La sua latitanza durò abbastanza, ma alla fine fu catturato nelle campagne di Ceglie Messapica. La sua cattura era diventata prioritaria per le forze dell’ordine in quanto Vitale, seppure giovanissimo, metteva subito mano alla pistola. Approdato alla Sacra corona, non ebbe difficoltà a farsi strada. Iniziò come affiliato di Giuseppe Rogoli, ma poi, pian piano, si affrancò e costituì un suo gruppo molto forte. Assieme a D’Amico e a Massimo Pasimeni, diedero vita alla Nuova Sacra corona, mettendo da parte Rogoli. D’Amico si pentì e apparve sulla scena un arrembante Peppo Leo che si fece largo a forza di omicidi.

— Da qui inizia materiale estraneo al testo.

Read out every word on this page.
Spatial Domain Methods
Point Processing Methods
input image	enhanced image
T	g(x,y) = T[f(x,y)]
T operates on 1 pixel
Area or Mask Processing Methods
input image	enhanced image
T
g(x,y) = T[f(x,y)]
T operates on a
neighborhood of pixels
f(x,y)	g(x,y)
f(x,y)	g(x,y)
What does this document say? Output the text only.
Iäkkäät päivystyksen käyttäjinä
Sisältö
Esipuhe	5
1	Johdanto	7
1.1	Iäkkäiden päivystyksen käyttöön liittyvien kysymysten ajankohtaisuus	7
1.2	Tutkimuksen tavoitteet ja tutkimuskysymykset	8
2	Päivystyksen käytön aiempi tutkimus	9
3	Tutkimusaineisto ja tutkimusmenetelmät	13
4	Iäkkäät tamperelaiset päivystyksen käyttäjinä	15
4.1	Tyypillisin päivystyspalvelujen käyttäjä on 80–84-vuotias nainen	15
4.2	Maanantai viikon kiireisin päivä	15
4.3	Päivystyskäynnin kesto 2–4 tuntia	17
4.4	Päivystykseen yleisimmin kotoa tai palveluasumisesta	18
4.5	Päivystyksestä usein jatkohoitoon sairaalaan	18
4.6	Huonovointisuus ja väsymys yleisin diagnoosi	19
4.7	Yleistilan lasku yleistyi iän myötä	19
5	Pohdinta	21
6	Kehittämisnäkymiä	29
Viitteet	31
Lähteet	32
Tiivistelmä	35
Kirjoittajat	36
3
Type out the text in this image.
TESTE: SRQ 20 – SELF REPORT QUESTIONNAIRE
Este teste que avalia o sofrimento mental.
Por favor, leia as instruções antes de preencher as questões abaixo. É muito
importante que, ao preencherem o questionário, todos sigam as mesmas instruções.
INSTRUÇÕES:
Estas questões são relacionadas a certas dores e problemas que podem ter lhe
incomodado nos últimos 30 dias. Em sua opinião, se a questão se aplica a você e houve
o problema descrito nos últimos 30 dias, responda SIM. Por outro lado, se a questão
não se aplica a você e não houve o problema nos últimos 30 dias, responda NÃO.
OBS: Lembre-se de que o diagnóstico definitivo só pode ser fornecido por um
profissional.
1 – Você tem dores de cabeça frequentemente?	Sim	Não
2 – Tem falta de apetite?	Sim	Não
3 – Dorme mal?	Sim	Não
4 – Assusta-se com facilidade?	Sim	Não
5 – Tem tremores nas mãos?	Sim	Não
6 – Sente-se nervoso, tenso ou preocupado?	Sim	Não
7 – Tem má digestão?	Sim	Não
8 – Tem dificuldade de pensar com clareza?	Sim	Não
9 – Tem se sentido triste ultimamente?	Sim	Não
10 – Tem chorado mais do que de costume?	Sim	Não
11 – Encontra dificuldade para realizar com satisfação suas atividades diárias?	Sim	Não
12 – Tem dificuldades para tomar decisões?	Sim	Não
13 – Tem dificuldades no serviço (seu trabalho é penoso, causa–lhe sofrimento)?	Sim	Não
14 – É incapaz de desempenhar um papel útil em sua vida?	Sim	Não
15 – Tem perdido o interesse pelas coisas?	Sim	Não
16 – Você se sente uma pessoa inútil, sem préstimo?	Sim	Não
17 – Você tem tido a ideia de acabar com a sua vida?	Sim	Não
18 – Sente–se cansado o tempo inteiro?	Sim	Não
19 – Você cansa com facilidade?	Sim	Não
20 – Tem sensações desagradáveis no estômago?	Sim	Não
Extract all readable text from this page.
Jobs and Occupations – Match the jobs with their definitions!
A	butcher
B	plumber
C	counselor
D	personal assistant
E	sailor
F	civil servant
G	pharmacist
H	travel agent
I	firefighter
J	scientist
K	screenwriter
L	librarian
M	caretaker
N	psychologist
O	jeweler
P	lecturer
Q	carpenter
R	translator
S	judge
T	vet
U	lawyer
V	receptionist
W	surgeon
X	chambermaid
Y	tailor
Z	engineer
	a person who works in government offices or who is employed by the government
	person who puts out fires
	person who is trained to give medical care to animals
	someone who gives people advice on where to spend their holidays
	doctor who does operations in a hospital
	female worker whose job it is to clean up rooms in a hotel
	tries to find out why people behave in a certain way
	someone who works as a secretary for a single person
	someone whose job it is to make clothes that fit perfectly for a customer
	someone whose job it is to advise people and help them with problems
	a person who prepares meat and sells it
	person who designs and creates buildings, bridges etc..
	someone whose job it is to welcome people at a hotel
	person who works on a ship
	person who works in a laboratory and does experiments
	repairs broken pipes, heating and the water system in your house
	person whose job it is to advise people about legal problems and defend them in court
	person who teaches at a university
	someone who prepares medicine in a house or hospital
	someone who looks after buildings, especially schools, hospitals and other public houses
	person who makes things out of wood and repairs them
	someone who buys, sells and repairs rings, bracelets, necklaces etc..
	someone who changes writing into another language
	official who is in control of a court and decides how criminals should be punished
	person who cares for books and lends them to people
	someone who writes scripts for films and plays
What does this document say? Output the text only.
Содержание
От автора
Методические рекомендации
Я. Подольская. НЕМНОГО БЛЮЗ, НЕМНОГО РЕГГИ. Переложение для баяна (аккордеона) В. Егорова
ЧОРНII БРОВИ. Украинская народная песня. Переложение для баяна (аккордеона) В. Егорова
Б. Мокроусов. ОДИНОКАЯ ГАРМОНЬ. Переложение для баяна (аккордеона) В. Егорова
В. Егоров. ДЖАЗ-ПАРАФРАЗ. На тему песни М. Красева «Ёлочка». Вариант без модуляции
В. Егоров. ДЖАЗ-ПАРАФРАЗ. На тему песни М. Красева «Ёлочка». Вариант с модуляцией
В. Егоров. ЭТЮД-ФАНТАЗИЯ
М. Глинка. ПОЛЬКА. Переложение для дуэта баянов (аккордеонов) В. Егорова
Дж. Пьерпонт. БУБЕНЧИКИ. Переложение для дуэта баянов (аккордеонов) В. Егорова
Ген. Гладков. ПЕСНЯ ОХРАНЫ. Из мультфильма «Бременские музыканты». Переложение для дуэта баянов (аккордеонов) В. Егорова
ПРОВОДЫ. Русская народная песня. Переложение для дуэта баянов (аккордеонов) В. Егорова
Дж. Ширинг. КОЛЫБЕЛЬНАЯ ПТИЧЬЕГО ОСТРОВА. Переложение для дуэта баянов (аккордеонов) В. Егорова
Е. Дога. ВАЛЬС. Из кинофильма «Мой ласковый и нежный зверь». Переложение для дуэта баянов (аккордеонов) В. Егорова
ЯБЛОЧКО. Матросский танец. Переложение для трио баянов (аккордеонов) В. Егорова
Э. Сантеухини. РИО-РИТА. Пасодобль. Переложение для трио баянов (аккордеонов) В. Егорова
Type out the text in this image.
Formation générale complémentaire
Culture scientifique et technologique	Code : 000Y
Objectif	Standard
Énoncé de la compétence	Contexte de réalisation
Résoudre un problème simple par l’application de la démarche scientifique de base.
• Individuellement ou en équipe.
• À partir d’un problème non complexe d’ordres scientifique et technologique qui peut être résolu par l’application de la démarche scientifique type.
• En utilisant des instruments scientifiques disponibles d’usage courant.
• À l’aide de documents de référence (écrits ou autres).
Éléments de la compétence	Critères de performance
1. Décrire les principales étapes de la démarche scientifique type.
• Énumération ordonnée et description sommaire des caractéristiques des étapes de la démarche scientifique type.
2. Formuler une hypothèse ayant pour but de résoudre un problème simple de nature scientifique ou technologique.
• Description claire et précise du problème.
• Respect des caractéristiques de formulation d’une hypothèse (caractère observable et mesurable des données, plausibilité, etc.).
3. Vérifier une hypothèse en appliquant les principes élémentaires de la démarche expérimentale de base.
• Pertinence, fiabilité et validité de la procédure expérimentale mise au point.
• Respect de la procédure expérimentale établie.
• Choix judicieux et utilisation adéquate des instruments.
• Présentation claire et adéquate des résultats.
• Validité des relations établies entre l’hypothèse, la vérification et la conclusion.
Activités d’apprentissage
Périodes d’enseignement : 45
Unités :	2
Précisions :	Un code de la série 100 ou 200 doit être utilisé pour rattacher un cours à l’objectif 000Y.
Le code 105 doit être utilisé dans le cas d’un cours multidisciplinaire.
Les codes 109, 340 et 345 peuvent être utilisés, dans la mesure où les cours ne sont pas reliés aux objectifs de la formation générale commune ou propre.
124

Arrestato, anche lui si pentì. Vitale invece è un duro e puro. Non ha aperto bocca e aspetta di saldare il proprio conto con la giustizia.

Nel frattempo la Scu si è sbriciolata. Soprattutto dopo l’ultima mazzata, la più poderosa, ricevuta con l’operazione “Mediana”, coordinata da Leonardo Leone de Castris, attuale procuratore di Rossano Calabro. Ci furono 160 arresti. Solo Giovanni Falcone, in Sicilia, prima di essere ammazzato da Cosa Nostra, aveva portato a termine un’operazione antimafia con un numero superiore di arresti.